INDOSPORT.COM - Sejarah cenderung berulang, tak terkecuali dalam sepak bola. Seperti yang baru-baru ini terjadi di Tanah Air, yakni pembubaran Liga 1 2020 oleh PSSI akibat force majeure berupa pandemi virus corona.
Berkaca dari sejarah, pembubaran Liga Indonesia bukan sekali ini saja terjadi. Setidaknya kompetisi pernah dua kali distop di tengah jalan dengan alasan yang berbeda, yakni edisi 1997-1998 (kasus mafia wasit dan kerusuhan) dan 2015 (konflik PSSI-Kemenpora).

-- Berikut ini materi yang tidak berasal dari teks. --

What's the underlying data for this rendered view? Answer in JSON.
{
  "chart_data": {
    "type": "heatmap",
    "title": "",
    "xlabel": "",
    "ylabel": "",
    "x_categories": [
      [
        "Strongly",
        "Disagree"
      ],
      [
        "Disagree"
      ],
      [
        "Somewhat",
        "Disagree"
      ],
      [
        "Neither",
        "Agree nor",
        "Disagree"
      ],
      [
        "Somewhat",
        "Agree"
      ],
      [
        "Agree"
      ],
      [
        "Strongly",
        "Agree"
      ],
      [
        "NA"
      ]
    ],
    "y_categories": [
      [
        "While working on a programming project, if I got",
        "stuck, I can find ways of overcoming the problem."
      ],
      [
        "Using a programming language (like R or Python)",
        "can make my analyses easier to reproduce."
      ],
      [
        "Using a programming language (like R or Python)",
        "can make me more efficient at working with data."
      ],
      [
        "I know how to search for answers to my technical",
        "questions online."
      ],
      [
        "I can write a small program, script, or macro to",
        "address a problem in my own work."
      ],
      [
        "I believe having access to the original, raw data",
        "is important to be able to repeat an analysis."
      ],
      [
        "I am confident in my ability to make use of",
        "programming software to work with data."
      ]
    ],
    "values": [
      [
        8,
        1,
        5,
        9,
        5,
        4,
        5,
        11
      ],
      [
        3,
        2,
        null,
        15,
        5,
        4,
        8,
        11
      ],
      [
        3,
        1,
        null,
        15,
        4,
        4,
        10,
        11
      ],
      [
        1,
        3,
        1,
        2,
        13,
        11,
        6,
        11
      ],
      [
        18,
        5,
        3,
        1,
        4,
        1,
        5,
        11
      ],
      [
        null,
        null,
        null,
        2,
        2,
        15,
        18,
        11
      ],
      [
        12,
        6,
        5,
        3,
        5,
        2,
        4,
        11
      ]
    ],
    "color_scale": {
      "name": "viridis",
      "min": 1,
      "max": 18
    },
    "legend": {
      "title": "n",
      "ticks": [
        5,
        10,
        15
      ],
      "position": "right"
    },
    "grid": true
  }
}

Artinya, pembubaran Liga 1 2020 adalah kali ketiga sepanjang perjalanan kompetisi era profesional pasca-peleburan dua kutub sepak bola di Tanah Air, Galatama dan Perserikatan (1994-sekarang).
Di tiga kasus berbeda itu, terdapat tiga nama Ketua Umum PSSI yang ikut andil membubarkan Liga Indonesia. Mereka melakukannya karena tak punya pilihan lain, tapi tetap saja berdampak buruk kepada ketiganya secara pribadi.
Azwar Anas (1998), La Nyalla Mattalitti (2015), dan Mochamad Iriawan (2020) akan selamanya dikenang sebagai Ketum PSSI yang mengecewakan sebagian besar rakyat Indonesia penikmat sepak bola lantaran mereka telah membubarkan kompetisi.
Padahal, baik Azwar Anas, La Nyalla, maupun Iriawan punya jasa lain yang seharusnya patut diapresiasi, tapi seakan dilupakan lantaran tercoreng perkara 'sepele' pembubaran kompetisi.
Redaksi berita olahraga INDOSPORT merangkum sepak terjang ketiganya secara terpisah. Azwar Anas dan La Nyalla Mattalitti sudah duluan dibahas, kini terakhir Mochamad Iriawan.
Mochamad Iriawan, Sang Kontroversial
Mochamad Iriawan berstatus Ketum PSSI saat ini. Dia terpilih pada akhir 2019 menggantikan pejabat terdahulu, Joko Driyono, yang sempat terjerat kasus match fixing.
Pria yang akrab disapa Iwan Bule ini beberapa kali menuai kontroversi, bahkan sejak Kongres Pemilihan Ketum PSSI, di mana dia sempat terlibat adu mulut dengan salah satu pesaingnya, Vijaya Fitriyasa.
Setelah menjabat Ketum PSSI, Iwan Bule juga mengambil keputusan berani dengan mencopot Sekjen Ratu Tisha Destria yang diketahui berjasa besar atas terpilihnya Indonesia sebagai tuan rumah Piala Dunia U-20 2021.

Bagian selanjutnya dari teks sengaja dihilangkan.